Die Sondierungsergebnisse ergeben ein gemischtes Bild. Beim Klima- und Umweltschutz gibt es durchaus beachtliche, detailliertere Aussagen, z.B. zur Zurückdrängung des Autoverkehrs in der Innenstadt, dem Ausbau von Radwegen und zur Klimapolitik. Die Umsetzung in der Praxis wird jedoch Schritt für Schritt mit dem Koalitionspartner CDU auszukämpfen sein. Beim Ausbau von Bus und Bahn ist schon, wie beim bisherigen schwarzen-grünen Bündnis, eine stärkere Zurückhaltung zu verzeichnen. Das 365-Euro-Ticket, das im Wahlkampf eine große Rolle spielte, wird gar nicht mehr erwähnt. Die Maßnahmen sprechen also, wie bisher, eher die für ökologische Probleme offenen bürgerlichen Schichten an.

Würde Verkehrspolitik von seiner sozialen Seite her betrachtet, müssten der großflächige Ausbau des öffentlichen Nahverkehrs und kräftige Preissenkungen eine größere Rolle spielen, um den Autoverkehr in größerem Maße unnötig zu machen. Dies käme auch der Klimawende zugute. Die Verkehrswende bleibt, wie im ganzen Bundesgebiet, auch in Köln hinter der Notwendigkeit eines ökologischen und sozialen Umsteuerns zurück. Auch Grün-Schwarz-Lila bleibt in Köln auf diesem Feld blass.

Sozialpolitik erschöpft sich insgesamt im angekündigten Verzicht auf soziale Kürzungen.

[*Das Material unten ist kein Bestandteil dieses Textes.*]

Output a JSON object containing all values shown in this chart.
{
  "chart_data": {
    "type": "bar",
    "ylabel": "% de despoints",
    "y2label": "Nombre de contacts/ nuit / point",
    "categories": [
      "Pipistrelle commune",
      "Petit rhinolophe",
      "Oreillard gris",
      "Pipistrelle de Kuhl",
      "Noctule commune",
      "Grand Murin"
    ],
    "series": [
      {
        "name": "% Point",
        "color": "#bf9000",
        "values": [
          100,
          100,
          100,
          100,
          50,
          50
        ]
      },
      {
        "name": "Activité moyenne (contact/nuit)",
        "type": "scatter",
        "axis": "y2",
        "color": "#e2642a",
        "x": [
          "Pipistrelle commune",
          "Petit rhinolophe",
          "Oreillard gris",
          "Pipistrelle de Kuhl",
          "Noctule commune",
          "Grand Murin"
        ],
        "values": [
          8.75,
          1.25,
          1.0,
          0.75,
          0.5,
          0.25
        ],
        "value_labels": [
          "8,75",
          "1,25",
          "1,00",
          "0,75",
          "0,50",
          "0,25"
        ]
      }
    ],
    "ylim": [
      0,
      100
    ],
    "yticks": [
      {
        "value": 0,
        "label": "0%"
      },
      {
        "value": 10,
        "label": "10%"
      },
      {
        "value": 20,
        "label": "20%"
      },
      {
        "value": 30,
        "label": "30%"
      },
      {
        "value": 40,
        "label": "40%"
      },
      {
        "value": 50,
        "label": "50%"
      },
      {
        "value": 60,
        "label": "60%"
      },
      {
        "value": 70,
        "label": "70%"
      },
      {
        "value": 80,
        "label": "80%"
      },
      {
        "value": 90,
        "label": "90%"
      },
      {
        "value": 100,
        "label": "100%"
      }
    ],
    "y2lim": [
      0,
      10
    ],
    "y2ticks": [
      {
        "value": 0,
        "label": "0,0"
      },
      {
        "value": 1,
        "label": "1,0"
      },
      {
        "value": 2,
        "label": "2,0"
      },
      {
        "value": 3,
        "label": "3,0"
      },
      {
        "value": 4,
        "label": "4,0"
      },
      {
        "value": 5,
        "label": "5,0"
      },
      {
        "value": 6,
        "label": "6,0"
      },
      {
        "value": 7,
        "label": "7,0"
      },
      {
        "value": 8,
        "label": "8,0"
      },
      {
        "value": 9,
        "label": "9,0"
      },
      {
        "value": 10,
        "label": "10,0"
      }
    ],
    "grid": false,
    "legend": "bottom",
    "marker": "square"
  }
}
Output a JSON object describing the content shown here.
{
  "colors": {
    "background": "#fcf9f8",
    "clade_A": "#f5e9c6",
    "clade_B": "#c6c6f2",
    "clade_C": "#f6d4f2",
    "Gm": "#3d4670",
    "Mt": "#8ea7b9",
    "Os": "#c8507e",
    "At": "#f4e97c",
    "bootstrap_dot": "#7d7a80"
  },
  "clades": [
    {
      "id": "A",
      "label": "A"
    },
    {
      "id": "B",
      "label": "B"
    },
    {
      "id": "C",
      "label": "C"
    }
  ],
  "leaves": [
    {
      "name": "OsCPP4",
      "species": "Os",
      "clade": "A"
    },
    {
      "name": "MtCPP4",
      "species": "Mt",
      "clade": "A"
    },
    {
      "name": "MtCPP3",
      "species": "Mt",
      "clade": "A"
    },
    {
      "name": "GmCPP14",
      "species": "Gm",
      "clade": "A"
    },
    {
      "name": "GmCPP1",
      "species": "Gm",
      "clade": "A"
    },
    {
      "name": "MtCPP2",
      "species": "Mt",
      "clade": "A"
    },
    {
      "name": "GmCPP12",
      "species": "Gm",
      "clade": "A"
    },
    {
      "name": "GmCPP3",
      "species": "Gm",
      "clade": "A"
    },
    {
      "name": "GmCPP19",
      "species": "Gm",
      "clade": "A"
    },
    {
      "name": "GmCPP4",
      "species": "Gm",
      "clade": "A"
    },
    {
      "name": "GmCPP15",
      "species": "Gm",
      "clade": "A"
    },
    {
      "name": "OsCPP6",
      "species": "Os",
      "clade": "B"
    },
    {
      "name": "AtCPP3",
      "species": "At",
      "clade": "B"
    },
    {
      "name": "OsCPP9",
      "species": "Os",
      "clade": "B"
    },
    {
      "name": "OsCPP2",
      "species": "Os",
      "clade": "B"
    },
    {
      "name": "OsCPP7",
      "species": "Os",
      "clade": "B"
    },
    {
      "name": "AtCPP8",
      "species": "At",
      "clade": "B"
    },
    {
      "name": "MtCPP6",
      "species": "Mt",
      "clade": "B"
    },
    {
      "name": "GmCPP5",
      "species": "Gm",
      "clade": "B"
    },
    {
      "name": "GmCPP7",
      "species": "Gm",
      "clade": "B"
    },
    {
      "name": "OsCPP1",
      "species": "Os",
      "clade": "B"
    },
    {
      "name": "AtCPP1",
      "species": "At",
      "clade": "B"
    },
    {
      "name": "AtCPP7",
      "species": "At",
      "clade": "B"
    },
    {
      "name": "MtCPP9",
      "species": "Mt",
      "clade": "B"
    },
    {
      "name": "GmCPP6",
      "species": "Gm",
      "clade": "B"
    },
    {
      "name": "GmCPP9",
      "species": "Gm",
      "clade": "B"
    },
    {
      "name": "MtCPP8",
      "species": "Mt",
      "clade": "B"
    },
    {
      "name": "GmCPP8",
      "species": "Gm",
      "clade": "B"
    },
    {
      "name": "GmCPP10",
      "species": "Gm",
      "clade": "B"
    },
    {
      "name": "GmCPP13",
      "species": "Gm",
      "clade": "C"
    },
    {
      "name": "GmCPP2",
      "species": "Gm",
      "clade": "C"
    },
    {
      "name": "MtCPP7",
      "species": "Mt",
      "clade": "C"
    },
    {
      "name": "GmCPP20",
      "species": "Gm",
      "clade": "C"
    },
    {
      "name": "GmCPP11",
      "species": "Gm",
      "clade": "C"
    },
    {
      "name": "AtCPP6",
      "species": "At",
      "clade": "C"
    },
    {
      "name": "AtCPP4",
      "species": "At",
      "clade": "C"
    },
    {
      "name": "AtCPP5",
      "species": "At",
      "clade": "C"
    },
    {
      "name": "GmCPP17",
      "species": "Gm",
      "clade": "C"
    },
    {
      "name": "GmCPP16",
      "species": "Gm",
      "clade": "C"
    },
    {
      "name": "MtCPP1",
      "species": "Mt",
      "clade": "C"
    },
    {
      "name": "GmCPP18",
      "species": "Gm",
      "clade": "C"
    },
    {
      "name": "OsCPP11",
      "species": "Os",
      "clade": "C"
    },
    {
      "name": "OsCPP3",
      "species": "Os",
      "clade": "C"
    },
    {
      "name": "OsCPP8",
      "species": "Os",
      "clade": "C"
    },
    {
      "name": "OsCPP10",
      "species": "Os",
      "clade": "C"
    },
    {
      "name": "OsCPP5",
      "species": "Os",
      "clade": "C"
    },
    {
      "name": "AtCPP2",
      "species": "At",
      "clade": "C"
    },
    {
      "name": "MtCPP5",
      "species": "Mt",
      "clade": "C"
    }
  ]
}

In der Wohnungspolitik wird das Prinzip „Der Markt soll’s richten“ fortgesetzt, das schon für die vergangenen Jahre galt. Einen deutlich gesteigerten öffentlichen Wohnungsbau, gar eine zweite städtische Baugesellschaft, wird es nicht geben. Es wird deutlich, warum die IHK-Präsidentin Nicole Grünberg „Aufbruchstimmung“ wahrnahm. Köln wird weiterhin eine Stadt sein, in der die Investoren der Bauwirtschaft satte Gewinne einfahren. Auch der Bau von Schulen und Kitas wird diesen weiter überlassen. Die CDU kündigte an, sich für eine „ideologiefreie Schulbaupolitik“ gemäß der Ideologie von Privat vor Staat stark zu machen.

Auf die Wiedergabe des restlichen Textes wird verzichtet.